Falar sobre Ahrk pode ser bem complicado. Toda essa situação aconteceu pela minha ganância e desejo de fama, mas o meu fracasso em conseguir isso não é o problema aqui. Eu posso ser possuído no momento em que este medalhão sair do meu corpo, ser obrigado a fazer coisas horríveis e apenas esperar pelo desaparecimento de tudo que me faz ser eu mesmo.

— Minha recompensa divina por tentar passar por cima dos elfos, eu acho. Entrei na Zero para sair da prisão e exorcizar essa coisa da minha cabeça.

Em resposta, Helen apenas acenou com a cabeça. Nenhum de nós dois falou por um tempo, mas o clima surpreendentemente não era ruim. O som do ambiente natural é apenas calmante, um ótimo remédio para curar todo esse estresse dos últimos dias. Mas essa paz foi quebrada novamente por Helen, que parece cada vez mais interessada na conversa.

— É muito ruim? Sentir que a qualquer momento você pode não ser o mesmo e perder o controle?

Meu cenho se franziu imediatamente com a pergunta. Eu não quero falar isso em voz alta — especialmente na frente dela — mas não posso fugir da verdade. Minha mente se pergunta a cada minuto se já não é tarde demais para reverter isso, se todo esse esforço para viver é simplesmente fútil.

“Viver com esses pensamentos todos os dias é minha melhor definição de inferno.”

Mesmo assim, não quero morrer sem tentar exorcizar esse desgraçado. 

— Tenho que admitir, é horrível. Mas eu não penso nem por um segundo em desistir, não quando tenho a vida toda pela frente. No final, minha determinação é o que vai me livrar dessa situação de merda.

De novo, mentir sobre os meus sentimentos reais torna as coisas bem menos complicadas.

Helen, por outro lado, se levantou abruptamente e estendeu sua mão para que eu fizesse o mesmo. A palma de sua mão era surpreendentemente fina e macia, especialmente para quem vive no caminho da esgrima.

— Vamos parar por aqui hoje.
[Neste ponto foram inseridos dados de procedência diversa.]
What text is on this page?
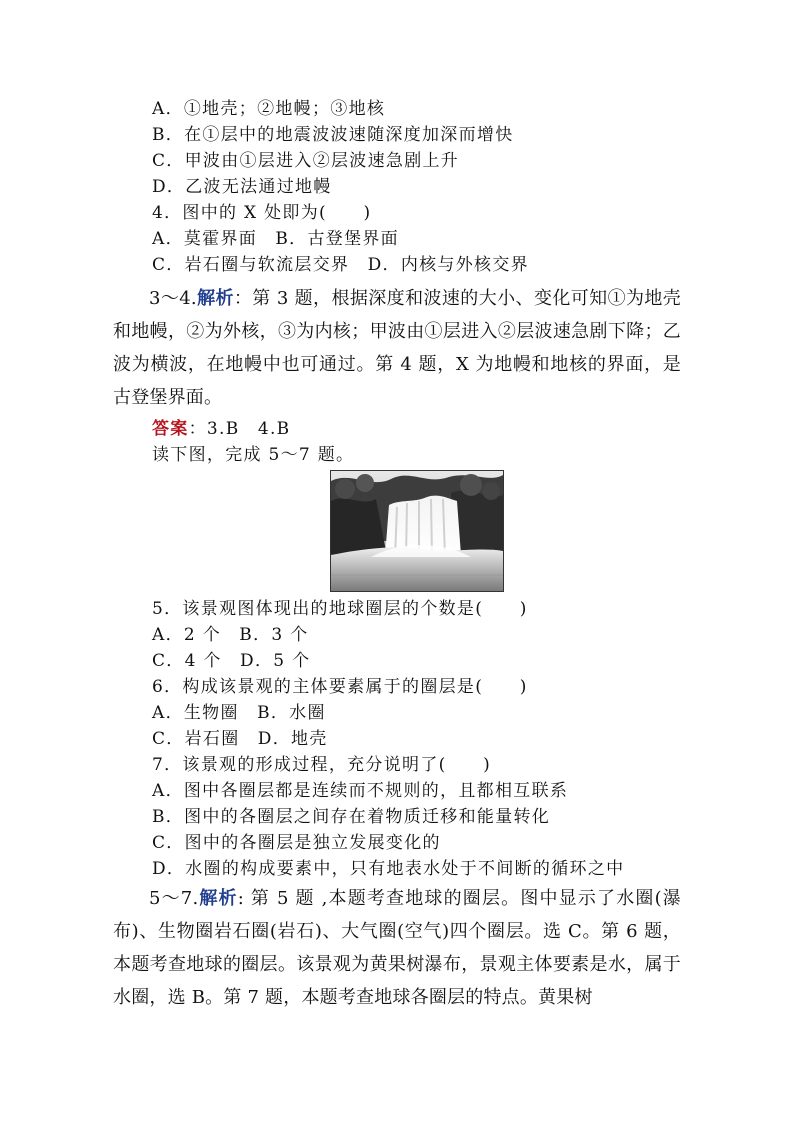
A．①地壳；②地幔；③地核
B．在①层中的地震波波速随深度加深而增快
C．甲波由①层进入②层波速急剧上升
D．乙波无法通过地幔
4．图中的 X 处即为(　　)
A．莫霍界面　B．古登堡界面
C．岩石圈与软流层交界　D．内核与外核交界
3～4.解析：第 3 题，根据深度和波速的大小、变化可知①为地壳和地幔，②为外核，③为内核；甲波由①层进入②层波速急剧下降；乙波为横波，在地幔中也可通过。第 4 题，X 为地幔和地核的界面，是古登堡界面。
答案：3.B　4.B
读下图，完成 5～7 题。
5．该景观图体现出的地球圈层的个数是(　　)
A．2 个　B．3 个
C．4 个　D．5 个
6．构成该景观的主体要素属于的圈层是(　　)
A．生物圈　B．水圈
C．岩石圈　D．地壳
7．该景观的形成过程，充分说明了(　　)
A．图中各圈层都是连续而不规则的，且都相互联系
B．图中的各圈层之间存在着物质迁移和能量转化
C．图中的各圈层是独立发展变化的
D．水圈的构成要素中，只有地表水处于不间断的循环之中
5～7.解析: 第 5 题 ,本题考查地球的圈层。图中显示了水圈(瀑布)、生物圈岩石圈(岩石)、大气圈(空气)四个圈层。选 C。第 6 题，本题考查地球的圈层。该景观为黄果树瀑布，景观主体要素是水，属于水圈，选 B。第 7 题，本题考查地球各圈层的特点。黄果树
A partir de amanhã, eu vou te ensinar tudo o que sei sobre estilo de combate e esgrima. Esteja aqui toda manhã bem cedo, entendido?

Minha mente simplesmente não consegue entender a situação na minha frente. Essa garota quase me matou duas vezes até agora, e de repente ela quer levar essa história de treinamento a sério? 
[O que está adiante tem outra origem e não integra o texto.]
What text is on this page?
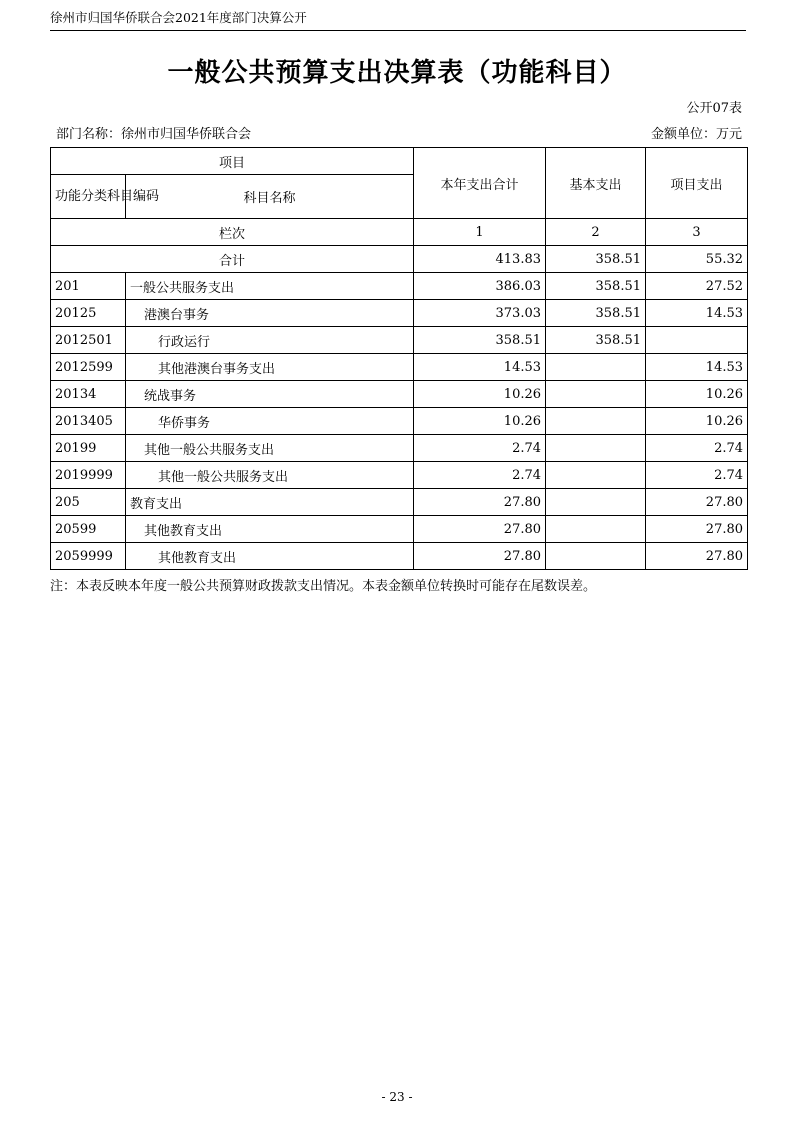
徐州市归国华侨联合会2021年度部门决算公开
一般公共预算支出决算表（功能科目）
公开07表
部门名称：徐州市归国华侨联合会	金额单位：万元
项目		本年支出合计	基本支出	项目支出
功能分类科目编码	科目名称			
栏次		1	2	3
合计		413.83	358.51	55.32
201	一般公共服务支出	386.03	358.51	27.52
20125	港澳台事务	373.03	358.51	14.53
2012501	行政运行	358.51	358.51	
2012599	其他港澳台事务支出	14.53		14.53
20134	统战事务	10.26		10.26
2013405	华侨事务	10.26		10.26
20199	其他一般公共服务支出	2.74		2.74
2019999	其他一般公共服务支出	2.74		2.74
205	教育支出	27.80		27.80
20599	其他教育支出	27.80		27.80
2059999	其他教育支出	27.80		27.80
注：本表反映本年度一般公共预算财政拨款支出情况。本表金额单位转换时可能存在尾数误差。
- 23 -
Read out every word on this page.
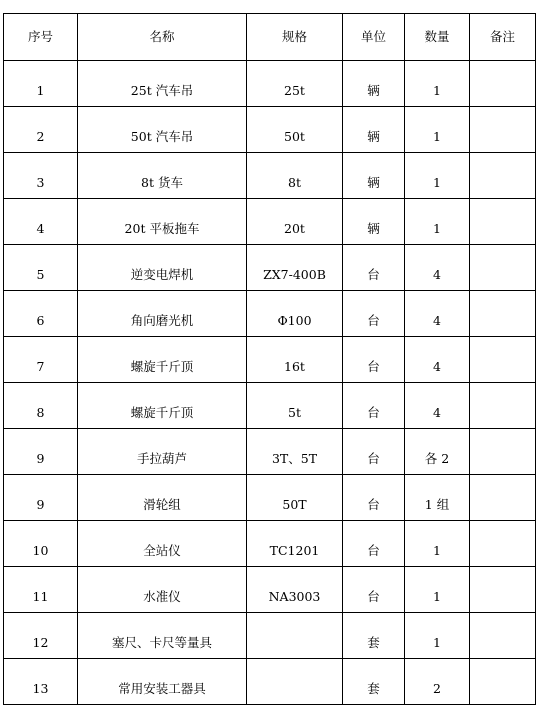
序号	名称	规格	单位	数量	备注
1	25t 汽车吊	25t	辆	1	
2	50t 汽车吊	50t	辆	1	
3	8t 货车	8t	辆	1	
4	20t 平板拖车	20t	辆	1	
5	逆变电焊机	ZX7-400B	台	4	
6	角向磨光机	Φ100	台	4	
7	螺旋千斤顶	16t	台	4	
8	螺旋千斤顶	5t	台	4	
9	手拉葫芦	3T、5T	台	各 2	
9	滑轮组	50T	台	1 组	
10	全站仪	TC1201	台	1	
11	水准仪	NA3003	台	1	
12	塞尺、卡尺等量具		套	1	
13	常用安装工器具		套	2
Era meu objetivo, mas nunca pensei que ele aconteceria tão fácil.

— O que te fez mudar de idéia?

Helen pensou sobre a minha pergunta por um tempo, mas sua reação me fez duvidar dos meus próprios olhos. Ela sorriu, não o sorriso selvagem que ela mostrou a David, mas o mesmo esboço de sorriso que ela demonstrou a Amélia.

—  Talvez eu ache que ver você apanhar pode ser um tipo de entretenimento, ou pode ser porque você passou no teste de sobrevivência. Ou talvez… Eu também saiba como é ser amaldiçoada.